16

Kay miró la pantalla y observó varias luces identificadoras que parpadeaban incluso mientras él permanecía allí. Él y el chico se dirigieron al despacho de Zed.

Cuando llegaron, Zed miró a Kay y negó con la cabeza.

—La política de contención podría ser un punto de vista interesante. Por la forma en que se marchan, es probable que haya una señal en el puerto que diga: «¿Podría por favor la última nave extraterrestre apagar las luces?» —le explicó Zed.

—No puede ser tan terrible —le dijo Jay— ¿verdad?

Zed se puso de pie, se dirigió a la puerta y señaló el piso inferior.

—Hay personal que ya se esta marchando —declaró.

Kay vio a tres vermarianos que cargaban con maletas.

—Maldita sea —se lamentó—. No me puedo creer que Iggy abandone. Creí que era un gusano que luchaba por sus principios.

Mientras lo decía, se dio cuenta de que el chico haría una broma al respecto, pero debió de pasarle por alto.

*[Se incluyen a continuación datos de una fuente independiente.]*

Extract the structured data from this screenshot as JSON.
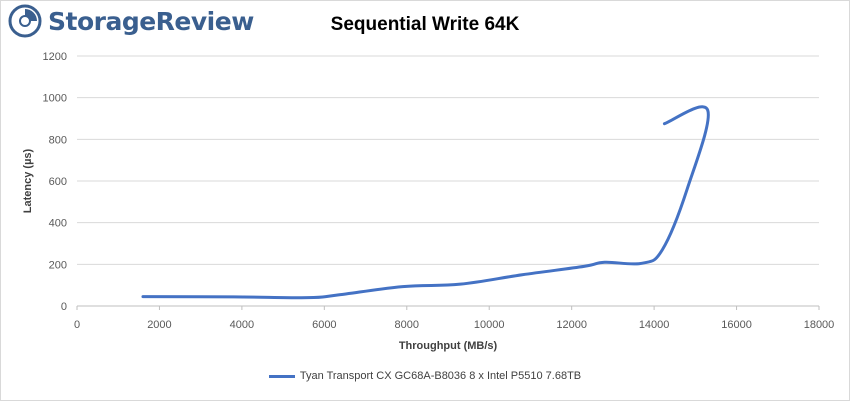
{
  "brand": {
    "name": "StorageReview",
    "logo_icon": "storagereview-logo-icon",
    "colors": {
      "brand": "#3a5f8f",
      "series": "#4472c4",
      "grid": "#d9d9d9",
      "axis_text": "#595959"
    }
  },
  "chart_data": {
    "type": "line",
    "title": "Sequential Write 64K",
    "xlabel": "Throughput (MB/s)",
    "ylabel": "Latency (µs)",
    "xlim": [
      0,
      18000
    ],
    "ylim": [
      0,
      1200
    ],
    "xticks": [
      0,
      2000,
      4000,
      6000,
      8000,
      10000,
      12000,
      14000,
      16000,
      18000
    ],
    "yticks": [
      0,
      200,
      400,
      600,
      800,
      1000,
      1200
    ],
    "grid": "horizontal",
    "legend_position": "bottom",
    "series": [
      {
        "name": "Tyan Transport CX GC68A-B8036 8 x Intel P5510 7.68TB",
        "color": "#4472c4",
        "x": [
          1600,
          3800,
          5600,
          6300,
          7900,
          9300,
          10800,
          12300,
          12800,
          13700,
          14200,
          14800,
          15300,
          14250
        ],
        "y": [
          45,
          44,
          40,
          52,
          93,
          105,
          150,
          190,
          210,
          205,
          270,
          560,
          940,
          875
        ]
      }
    ]
  }
}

—Todos tienen más experiencia con las cucarachas que nosotros —afirmó Zed—. Es como una gran comida en familia en un restaurante caro. Nadie quiere quedarse y que le toque la cuenta.

—¿ Qué me dices de los arquilianos? —preguntó Kay.

—Parece ser que todavía tenemos problemas con el diccionario de arquiliano en nuestro traductor. Por ahora sólo hemos conseguido una parte del mensaje. Dice: «Entreguen la galaxia.»

—Genial. Fantástico. Nadie sabe qué diablos está pasando.

—¿Lo ves?-dijo Jay—. Te dije que tenía algo que ver con una galaxia. A lo mejor quieren un Ford, ya sabes, como el que conduces tú. ¿Un Ford Galaxy?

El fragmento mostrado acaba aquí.